Obesity rates have reached alarming heights globally, having more than doubled since the 1980's. Over 60% of diabetic patients are obese, and the increasing severity of the disease is associated with Type 2 Diabetes Mellitus (T2DM) incidence, which is reversible by weight loss could trigger the development of new medication, procedures and perhaps devices. Peroxisome proliferator-activated receptor gamma (PPARy) is a nuclear receptor expressed in adipose tissue and regulates the expression of genes involved in both adipocyte differenctiation and lipid metabolism. Another novel transcription factor, Brn-3b, known to be involved in neuronal development, has recently been shown to be expressed in murine adipose tissue and also in peripheral blood cells (PBCs) obtained from morbidly obese patients. Furthermore, the expression of Brn-3b was significantly reduced in PBCs of diabetic patients. The aim of this study was to investigate the expression of PPARy and Brn-3b in cells of the adipose tissue of obese patients undergoing weight-reducing sleeve gastrostomy. Anthropometric and biochemical data were collected for all patients. Samples from two abdominal adipose tissue depots (subcutaneous and omental) were also obtained from each patient. RNA was extracted and qPCR for PPARy and Brn-3b was performed. Our results showed that PPARy is highly expressed in the adipocytes of omental adipose tissue when compared to the adipocytes of the subcutaneous adipose tissue, while Brn-3b was not detectable in adipocytes, but exclusive expressed in the stromal vascular fraction, especially of the subcutaneous adipose tissue.
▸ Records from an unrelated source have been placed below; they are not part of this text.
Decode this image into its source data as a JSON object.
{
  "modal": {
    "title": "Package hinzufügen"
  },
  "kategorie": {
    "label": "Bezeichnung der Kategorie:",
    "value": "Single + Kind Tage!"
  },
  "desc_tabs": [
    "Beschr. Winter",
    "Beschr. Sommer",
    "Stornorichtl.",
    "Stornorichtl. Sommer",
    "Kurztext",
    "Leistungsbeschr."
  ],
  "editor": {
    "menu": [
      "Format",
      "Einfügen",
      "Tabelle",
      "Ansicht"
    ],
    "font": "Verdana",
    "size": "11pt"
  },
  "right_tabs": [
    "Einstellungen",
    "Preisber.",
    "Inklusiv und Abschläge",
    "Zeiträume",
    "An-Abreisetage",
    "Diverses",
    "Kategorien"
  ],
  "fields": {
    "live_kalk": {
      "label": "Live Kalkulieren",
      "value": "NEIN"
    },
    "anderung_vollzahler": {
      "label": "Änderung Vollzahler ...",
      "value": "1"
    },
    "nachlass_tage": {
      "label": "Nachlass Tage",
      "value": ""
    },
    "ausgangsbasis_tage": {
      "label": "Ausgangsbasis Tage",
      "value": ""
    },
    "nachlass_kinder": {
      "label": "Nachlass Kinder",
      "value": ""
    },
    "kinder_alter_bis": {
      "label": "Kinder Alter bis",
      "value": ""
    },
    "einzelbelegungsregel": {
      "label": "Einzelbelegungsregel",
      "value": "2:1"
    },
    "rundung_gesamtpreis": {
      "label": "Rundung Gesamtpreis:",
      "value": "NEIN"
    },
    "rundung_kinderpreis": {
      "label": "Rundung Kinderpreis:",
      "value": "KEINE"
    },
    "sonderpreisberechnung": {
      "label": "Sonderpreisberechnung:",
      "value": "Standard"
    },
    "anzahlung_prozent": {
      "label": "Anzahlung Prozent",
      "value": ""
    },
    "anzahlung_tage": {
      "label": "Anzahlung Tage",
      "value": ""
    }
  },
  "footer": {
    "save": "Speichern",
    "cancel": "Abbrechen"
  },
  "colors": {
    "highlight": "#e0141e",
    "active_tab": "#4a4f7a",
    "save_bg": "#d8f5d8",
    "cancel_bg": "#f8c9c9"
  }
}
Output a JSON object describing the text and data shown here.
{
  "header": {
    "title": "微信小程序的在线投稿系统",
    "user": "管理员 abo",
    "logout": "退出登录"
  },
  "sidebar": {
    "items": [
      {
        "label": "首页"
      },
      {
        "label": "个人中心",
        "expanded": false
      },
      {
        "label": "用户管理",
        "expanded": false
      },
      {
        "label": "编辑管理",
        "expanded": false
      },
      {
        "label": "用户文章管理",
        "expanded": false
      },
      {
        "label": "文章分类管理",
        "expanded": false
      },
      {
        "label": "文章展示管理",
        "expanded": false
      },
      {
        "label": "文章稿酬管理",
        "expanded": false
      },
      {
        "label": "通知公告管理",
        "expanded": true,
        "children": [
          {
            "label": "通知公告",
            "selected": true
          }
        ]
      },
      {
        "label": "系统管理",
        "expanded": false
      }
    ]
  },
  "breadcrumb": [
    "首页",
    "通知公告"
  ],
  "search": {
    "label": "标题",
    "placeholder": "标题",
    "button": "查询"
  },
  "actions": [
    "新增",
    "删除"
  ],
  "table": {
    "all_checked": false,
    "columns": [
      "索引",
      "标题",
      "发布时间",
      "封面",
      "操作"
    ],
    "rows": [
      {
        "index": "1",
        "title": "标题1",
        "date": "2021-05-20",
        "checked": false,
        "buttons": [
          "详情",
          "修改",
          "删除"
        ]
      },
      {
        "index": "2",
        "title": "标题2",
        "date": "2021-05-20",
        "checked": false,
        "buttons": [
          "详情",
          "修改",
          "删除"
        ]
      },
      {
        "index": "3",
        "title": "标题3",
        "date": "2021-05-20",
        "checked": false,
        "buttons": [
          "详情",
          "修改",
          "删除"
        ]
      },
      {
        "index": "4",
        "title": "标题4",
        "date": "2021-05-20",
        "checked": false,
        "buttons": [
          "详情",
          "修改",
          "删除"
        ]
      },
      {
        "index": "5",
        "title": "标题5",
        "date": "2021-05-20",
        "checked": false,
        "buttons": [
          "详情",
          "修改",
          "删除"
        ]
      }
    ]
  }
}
The expression of Brn-3b increased the rising levels of systemic insulin and was also elevated in the SVF of patients with metabolic disease compared with those without. In conclusion our study indicated that there was a reciporacal relationship between the expression of PPARy and Brn-3b that needs further investigation, and raises questions concerning the implication of Brn-3b in the pathology of obesity and T2DM.